Minn. Stat. § 268.09, subd. 12 (Supp. 1997). "[T]he disqualification provisions of the unemployment compensation statute must be narrowly construed." Prickett v. Circuit Science, Inc., 518 N.W.2d 602, 604 (Minn. 1994).

The commissioner's representative stated:

We are not convinced that the claimant could not get to work because of transportation problems. The evidence indicates that the claimant did not wish to continue working at the Virginia Office and she did not wish to relieve the receptionist for lunch on Wednesdays.

The commissioner's representative found Maki's behavior to be misconduct because she refused her employer's reasonable request. Generally, if an employer's request is reasonable, the employee's refusal to comply with the request constitutes misconduct. Soussi v. Blue & White Serv. Corp., 498 N.W.2d 316, 318 (Minn. App. 1993). The burden is on the employer to prove by the greater weight of the evidence that the employee committed disqualifying misconduct. Ress, 448 N.W.2d at 523.

Maki contends that there is no evidence that she refused to comply with her employer's reasonable request to cover the receptionist's desk on Wednesdays. We agree. After Maki was given this additional responsibility, she never refused to cover the receptionist's desk. There is no evidence that Maki's failure to cover on September 3 was without her employer's consent. On September 10, Maki did not cover because the entire staff was away from the office. On September 17, Maki covered the receptionist desk. On September 24, Maki did not work because she called in sick, and there is no finding that she was not sick. There is no evidence that Maki refused to cover the desk on Wednesday, October 1. Maki was told on Tuesday, September 30, that she would either have to work in Virginia on Wednesdays or resign. When she refused to resign, she was fired. But she did not say that she would not work in Virginia the next day, and she obviously could not have failed to work in Virginia on Wednesday, October 1, when she was fired on Tuesday, September 30.

Even if the commissioner's representative's finding that Maki did not want to work Wednesdays in Virginia is correct, her discussion with Dr. Holbeck about this matter did not constitute intentional misconduct under the statute. Stating that you do not like to perform a task is not refusing to perform the task. Maki was fired before she actually refused her employer's request.

In addition, when an employee has no notice that certain conduct violates an employer's policy, the conduct cannot be characterized as intentional misconduct.

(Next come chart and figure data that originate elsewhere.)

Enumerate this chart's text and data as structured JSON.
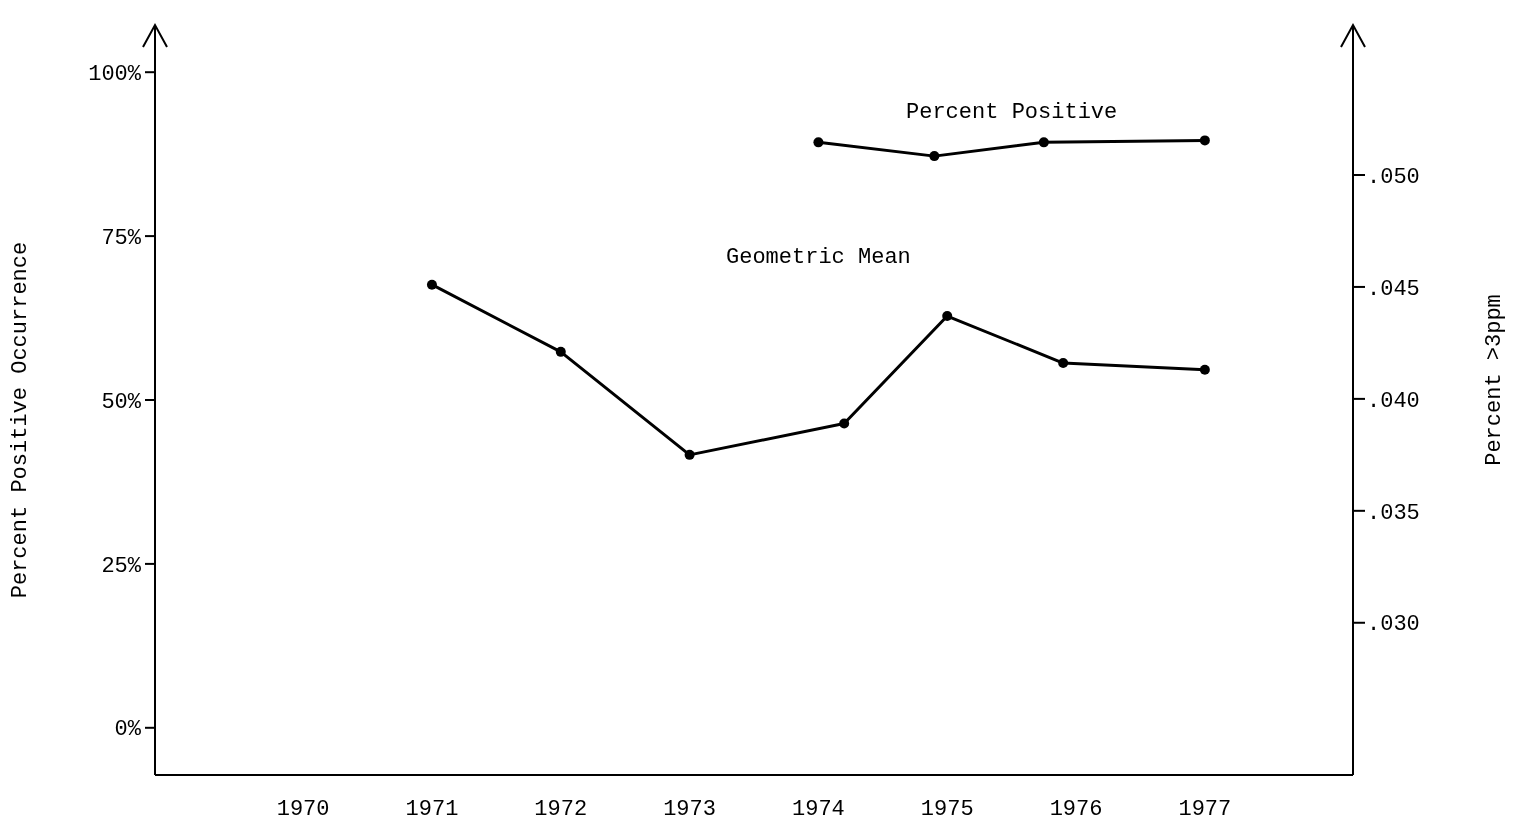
{
  "chart_data": {
    "type": "line",
    "xlabel": null,
    "ylabel": "Percent Positive Occurrence",
    "y2label": "Percent >3ppm",
    "x": [
      1971,
      1972,
      1973,
      1974.2,
      1975,
      1975.9,
      1977
    ],
    "xlim": [
      1968.85,
      1978.15
    ],
    "xticks": [
      1970,
      1971,
      1972,
      1973,
      1974,
      1975,
      1976,
      1977
    ],
    "ylim": [
      -7.2,
      107.2
    ],
    "yticks": [
      {
        "value": 0,
        "label": "0%"
      },
      {
        "value": 25,
        "label": "25%"
      },
      {
        "value": 50,
        "label": "50%"
      },
      {
        "value": 75,
        "label": "75%"
      },
      {
        "value": 100,
        "label": "100%"
      }
    ],
    "y2lim": [
      0.0232,
      0.0567
    ],
    "y2ticks": [
      {
        "value": 0.03,
        "label": ".030"
      },
      {
        "value": 0.035,
        "label": ".035"
      },
      {
        "value": 0.04,
        "label": ".040"
      },
      {
        "value": 0.045,
        "label": ".045"
      },
      {
        "value": 0.05,
        "label": ".050"
      }
    ],
    "series": [
      {
        "name": "Percent Positive",
        "color": "#000000",
        "x": [
          1974,
          1974.9,
          1975.75,
          1977
        ],
        "values": [
          89.3,
          87.2,
          89.3,
          89.6
        ]
      },
      {
        "name": "Geometric Mean",
        "color": "#000000",
        "axis": "y2",
        "values": [
          0.0451,
          0.0421,
          0.0375,
          0.0389,
          0.0437,
          0.0416,
          0.0413
        ]
      }
    ],
    "marker": "circle",
    "line_style": "solid",
    "grid": false
  }
}
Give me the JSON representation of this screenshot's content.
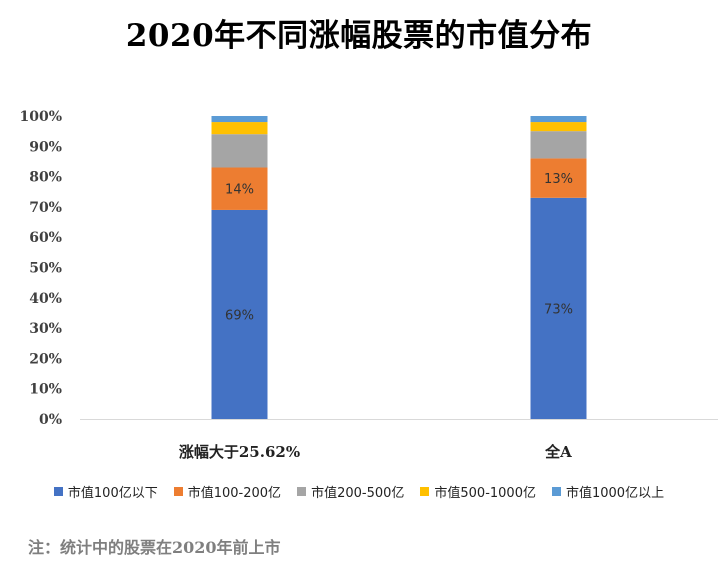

Riley v. Transport Corp. of America, 462 N.W.2d 604, 608 (Minn. App. 1990). Maki had no notice that her attempt to make alternative work arrangements on Wednesdays violated any policy of her employer. Maki stated that switching assignments with coworkers was standard procedure. The only evidence of a policy prohibiting employees from trading work assignments came from Holbeck when he fired Maki, telling her that she could not make her own schedule.

Maki's conduct did not rise to the level of intentional misconduct.